Oklahoma, North Dakota, Texas and Wyoming have reported consistent job losses in the mining and logging sector since the beginning of the year. While U.S. unemployment dropped to a near seven-year low of 5.4% in April and nonfarm payrolls nationwide increased 223,000 to offset weakness in the mining sector, many job losses have been in the oil and gas industry.

Texas lost a six-year high of 8,300 jobs in the mining sector in April. In both Wyoming and North Dakota, the sector shed jobs for the fifth straight month.

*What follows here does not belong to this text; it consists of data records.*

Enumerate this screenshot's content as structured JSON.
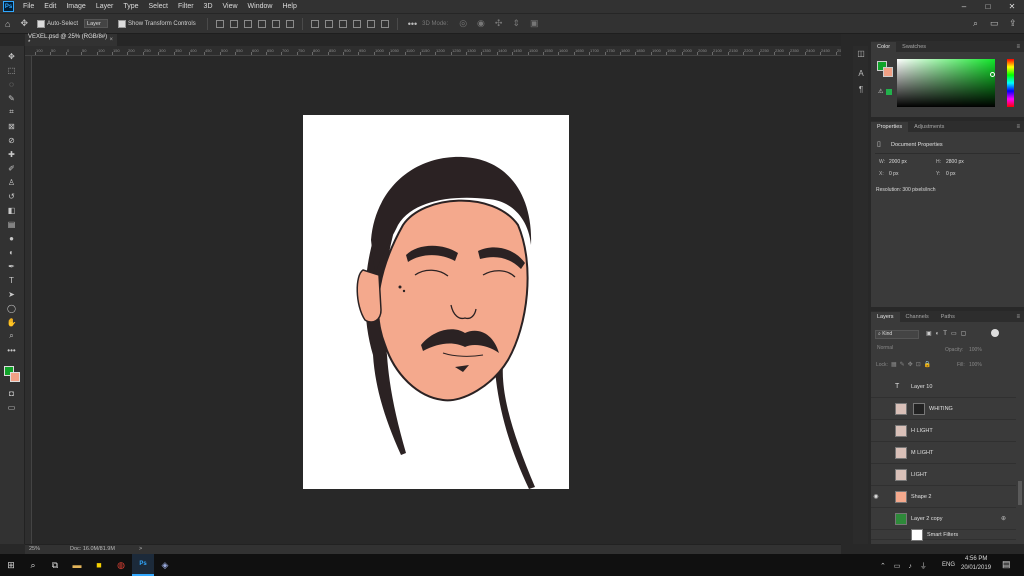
{
  "menu": [
    "File",
    "Edit",
    "Image",
    "Layer",
    "Type",
    "Select",
    "Filter",
    "3D",
    "View",
    "Window",
    "Help"
  ],
  "window_controls": [
    "–",
    "□",
    "✕"
  ],
  "options": {
    "auto_select_label": "Auto-Select",
    "auto_select_value": "Layer",
    "show_transform_label": "Show Transform Controls",
    "mode_3d_label": "3D Mode:"
  },
  "document_tab": {
    "title": "VEXEL.psd @ 25% (RGB/8#) *",
    "close": "×"
  },
  "ruler_labels": [
    "100",
    "50",
    "0",
    "50",
    "100",
    "150",
    "200",
    "250",
    "300",
    "350",
    "400",
    "450",
    "500",
    "550",
    "600",
    "650",
    "700",
    "750",
    "800",
    "850",
    "900",
    "950",
    "1000",
    "1050",
    "1100",
    "1150",
    "1200",
    "1250",
    "1300",
    "1350",
    "1400",
    "1450",
    "1500",
    "1550",
    "1600",
    "1650",
    "1700",
    "1750",
    "1800",
    "1850",
    "1900",
    "1950",
    "2000",
    "2050",
    "2100",
    "2150",
    "2200",
    "2250",
    "2300",
    "2350",
    "2400",
    "2450",
    "2500"
  ],
  "status": {
    "zoom": "25%",
    "doc": "Doc: 16.0M/81.9M",
    "arrow": ">"
  },
  "color_panel": {
    "tabs": [
      "Color",
      "Swatches"
    ],
    "accent": "#11a32a"
  },
  "properties_panel": {
    "tabs": [
      "Properties",
      "Adjustments"
    ],
    "section": "Document Properties",
    "w_label": "W:",
    "w_value": "2000 px",
    "h_label": "H:",
    "h_value": "2800 px",
    "x_label": "X:",
    "x_value": "0 px",
    "y_label": "Y:",
    "y_value": "0 px",
    "resolution": "Resolution: 300 pixels/inch"
  },
  "layers_panel": {
    "tabs": [
      "Layers",
      "Channels",
      "Paths"
    ],
    "kind": "Kind",
    "blend": "Normal",
    "opacity_label": "Opacity:",
    "opacity_value": "100%",
    "lock_label": "Lock:",
    "fill_label": "Fill:",
    "fill_value": "100%",
    "layers": [
      {
        "name": "Layer 10",
        "visible": false
      },
      {
        "name": "WHITING",
        "visible": false
      },
      {
        "name": "H LIGHT",
        "visible": false
      },
      {
        "name": "M LIGHT",
        "visible": false
      },
      {
        "name": "LIGHT",
        "visible": false
      },
      {
        "name": "Shape 2",
        "visible": true
      },
      {
        "name": "Layer 2 copy",
        "visible": false
      },
      {
        "name": "Smart Filters",
        "visible": false
      }
    ]
  },
  "taskbar": {
    "language": "ENG",
    "time": "4:56 PM",
    "date": "20/01/2019"
  }
}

The DOL said 11 states reported higher unemployment rates in April compared to March, including producing states West Virginia and Alaska. North Dakota, where oil and gas drilling in the Bakken Shale had propelled the state to the lowest jobless rate throughout the recession and up until February when it was unseated by Nebraska, posted the most significant job losses. The state’s unemployment rate reached 3.1% in April, up 0.4% from the same time in 2014 when it was 2.7%.

Oklahoma and Texas added a combined 5,400 jobs in other sectors to offset energy-related losses, but the downturn’s economic impact has been evident in some states more than others. On Tuesday, the Federal Reserve Bank of Dallas reported that Texas manufacturers slowed their output in May for the third straight month, the longest period since the recession.

The manufacturing outlook survey polled 112 manufacturers and found that 28% decreased production, while orders were down for the seventh month in a row. Fed officials said the manufacturers attributed the slowdown to low oil prices.

In March, the consulting firm Challenger, Gray & Christmas Inc. found that declining oil prices were responsible for 39,621 job cuts since the start of the year, or about 38% of all recorded workforce reductions nationwide during that time (see Daily GPI, March 5). Oil’s steep fall since last June has prompted layoffs across the industry (see Shale Daily, May 22; Feb. 11; Feb. 4).